Using dumb Dixie accents—"chef" for "sheriff" and "faw" for "four"—the actors in The Traveling Lady forget they're in a play set in Texas and drawl like they're in Driving Miss Daisy. Director Marion Castleberry, a professor at Baylor University and a leading authority on the life and works of Foote, has paced scenes awkwardly and allowed acting that, with one or two exceptions, is more wooden than the fake chinaberry trees planted upstage. Allyn Carrell, as the spunky old gal who keeps running away from home (told ya!), is the sole spark of energy in the cast of 10. If only the play were about her.

Leave it to Kitchen Dog Theater to choose three of Foote's darkest. Their 3 Foote trio of one-acts sports a tight five-actor ensemble that doesn't put a foot wrong (sorry) and gets the rural Texas accents exactly right (thank yew). The lightest of the two-hour three-fer is the 1920s-era Blind Date, directed by Karen Parrish and starring Shelley Tharp-Payton as a former beauty queen worried that her plain-as-grits daughter (Liza Marie Gonzalez) will be an old maid. "Boys need someone peppy to talk to!" says the mother, coaching the scowling girl. A date (the always remarkable Joey Folsom) has been arranged, but when he shows up, he's a big dud, too. When he exits early, Mama flutters into a tizz, ignoring pleas from her weary husband (Chris Hury) for a bite of dinner. Then the extraordinary happens. The date returns, and he and the girl start the evening over. It's sweet.

There's a touch of Twilight Zone about The One-Armed Man, a short parable directed by Jonathan Taylor about corporate greed and eye-for-an-eye revenge. Hury plays a cotton company bigwig who's laid off a worker (Folsom) after a tragic on-the-job accident. When the worker demands restitution, the standoff results in something rare for a Foote play: physical violence. The third play, The Man Who Climbed Pecan Trees, directed by Christina Vela, feels like Foote's attempt at a Glass Menagerie-style drama (he and Tennessee Williams were friends). Demon rum has ruined the life of a young man (Mike Schraeder) whose wife (Gonzalez) has given up on him. Stumbling back to his mother (Tharp-Payton), the drunkard discovers his brother (Hury) has just lost the family fortune in a bad investment. But like Williams' Amanda Wingfield, the mother won't give up hope for a rosy future for all of them. It's heartbreaking. And exquisitely acted.

Contemporary Theatre of Dallas has a good production of one of Foote's best-known plays, The Trip to Bountiful, directed by René Moreno. Elly Lindsay gives a subtly drawn, deeply emotional performance in the lead as Carrie Watts, an elderly widow determined to see her homeplace in Bountiful, Texas, once more before she dies. To do that, she must deceive her weak-willed son (Tom Lenaghen) and pushy daughter-in-law (Sue Loncar) and hop a bus back to the boondocks. (Scenic designer Rodney Dobbs achieves some grand surprises in the set changes on CTD's tiny stage.)

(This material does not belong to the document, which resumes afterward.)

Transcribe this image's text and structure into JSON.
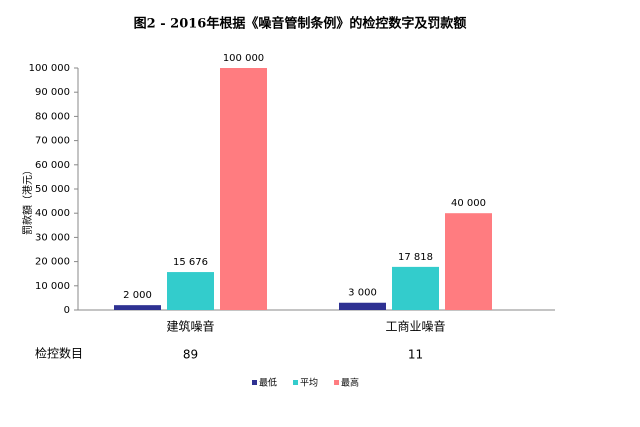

Bountiful, its long speeches dotted with scripture and poetic descriptions of times gone by, employs all of Foote's signature clichés. It opens with a hymn and closes with the fragile Carrie suffering one of her "sinkin' spells." Sandwiches are eaten, shawls are worn, rockers are rocked. And were it not for the lovely work by Lindsay, whose big blue eyes say as much about longing and sadness as Foote's dialogue does, it would all be a bit of a yawn. But Lindsay, underplaying and speaking softly, draws us in closer, scene by scene, and makes us care. When she bids Bountiful goodbye, we're not sorry the play is over, just sad to see her go.